O lançamento do projeto contou ainda com a presença de Mãe Nilce de Iansã e de Mestre Aderbal de Ashogun. Mãe Nilce publicou três livros de culinária com 20 receitas, como o acarajé feito para Iansã nas celebrações, e o omolocum, de Oxum, e mantém um canal no YouTube sobre o tema que contribui para a geração de renda. “As pessoas que têm problemas recorrem aos terreiros. Lá são acolhidas e cuidadas. Isso é promoção da saúde”.

Mestre Aderbal de Ashogun, que está à frente da Rede Afroambiental, utiliza os saberes e tecnologias ancestrais das matrizes africanas, as raízes do candomblé, a arte e a pesquisa acadêmica como ferramentas de combate às mudanças climáticas e às discriminações religiosas. “Eu fui criado por uma mãe que lutou pelo direito das mulheres. A gente cantava, tocava, dançava, preparava a comida dos santos... essa formação me deu base como artista plástico, como mestre de cultura tradicional, como intelectual do povo para questionar a academia”.

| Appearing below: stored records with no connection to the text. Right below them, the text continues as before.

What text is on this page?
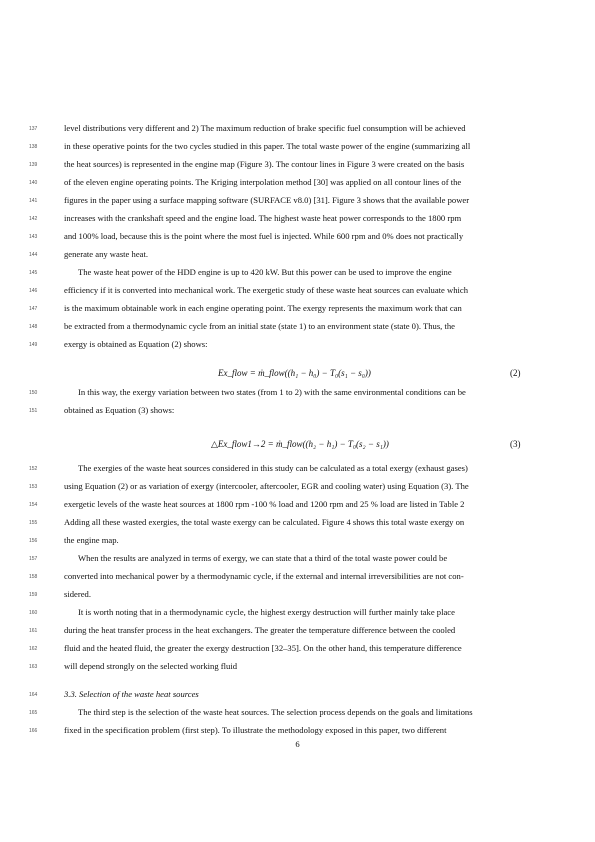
137	level distributions very different and 2) The maximum reduction of brake specific fuel consumption will be achieved
138	in these operative points for the two cycles studied in this paper. The total waste power of the engine (summarizing all
139	the heat sources) is represented in the engine map (Figure 3). The contour lines in Figure 3 were created on the basis
140	of the eleven engine operating points. The Kriging interpolation method [30] was applied on all contour lines of the
141	figures in the paper using a surface mapping software (SURFACE v8.0) [31]. Figure 3 shows that the available power
142	increases with the crankshaft speed and the engine load. The highest waste heat power corresponds to the 1800 rpm
143	and 100% load, because this is the point where the most fuel is injected. While 600 rpm and 0% does not practically
144	generate any waste heat.
145	The waste heat power of the HDD engine is up to 420 kW. But this power can be used to improve the engine
146	efficiency if it is converted into mechanical work. The exergetic study of these waste heat sources can evaluate which
147	is the maximum obtainable work in each engine operating point. The exergy represents the maximum work that can
148	be extracted from a thermodynamic cycle from an initial state (state 1) to an environment state (state 0). Thus, the
149	exergy is obtained as Equation (2) shows:
Ex_flow = ṁ_flow((h₁ − h₀) − T₀(s₁ − s₀))	(2)
150	In this way, the exergy variation between two states (from 1 to 2) with the same environmental conditions can be
151	obtained as Equation (3) shows:
△Ex_flow1→2 = ṁ_flow((h₂ − h₁) − T₀(s₂ − s₁))	(3)
152	The exergies of the waste heat sources considered in this study can be calculated as a total exergy (exhaust gases)
153	using Equation (2) or as variation of exergy (intercooler, aftercooler, EGR and cooling water) using Equation (3). The
154	exergetic levels of the waste heat sources at 1800 rpm -100 % load and 1200 rpm and 25 % load are listed in Table 2
155	Adding all these wasted exergies, the total waste exergy can be calculated. Figure 4 shows this total waste exergy on
156	the engine map.
157	When the results are analyzed in terms of exergy, we can state that a third of the total waste power could be
158	converted into mechanical power by a thermodynamic cycle, if the external and internal irreversibilities are not con-
159	sidered.
160	It is worth noting that in a thermodynamic cycle, the highest exergy destruction will further mainly take place
161	during the heat transfer process in the heat exchangers. The greater the temperature difference between the cooled
162	fluid and the heated fluid, the greater the exergy destruction [32–35]. On the other hand, this temperature difference
163	will depend strongly on the selected working fluid
164	3.3. Selection of the waste heat sources
165	The third step is the selection of the waste heat sources. The selection process depends on the goals and limitations
166	fixed in the specification problem (first step). To illustrate the methodology exposed in this paper, two different
6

A mãe de Mestre Aderbal foi a fundadora, em 1992, da Rede Afroambiental, que atua em quatro temas: cultura, educação, saúde e clima. Ele também abordou a criação da Escola Afro-Climática Mãe Beata de Yemanjá – que leva o nome da mãe de Aderbal – que visa enfrentar o racismo ambiental e promover justiça climática educação, cultura e saúde a partir de uma perspectiva ancestral e comunitária. É a primeira instituição de ensino no Brasil a integrar saberes tradicionais afrodescendentes com práticas pedagógicas, sociais e científicas.

Também houve uma apresentação do projeto Ecoilê, da Fiocruz Brasília, que promove a economia ecológica, saúde, soberania e segurança alimentar nos terreiros de matriz africana. O projeto tem trabalhado para fortalecer a história ancestral de resistência contra todas as formas de discriminação e valorizar a contribuição desses territórios para a sociedade. A pesquisadora Marcia Pereira e o assessor parlamentar Tomás Ramos, que representou o deputado federal Tarcísio Motta (Psol-RJ), participaram da apresentação do projeto.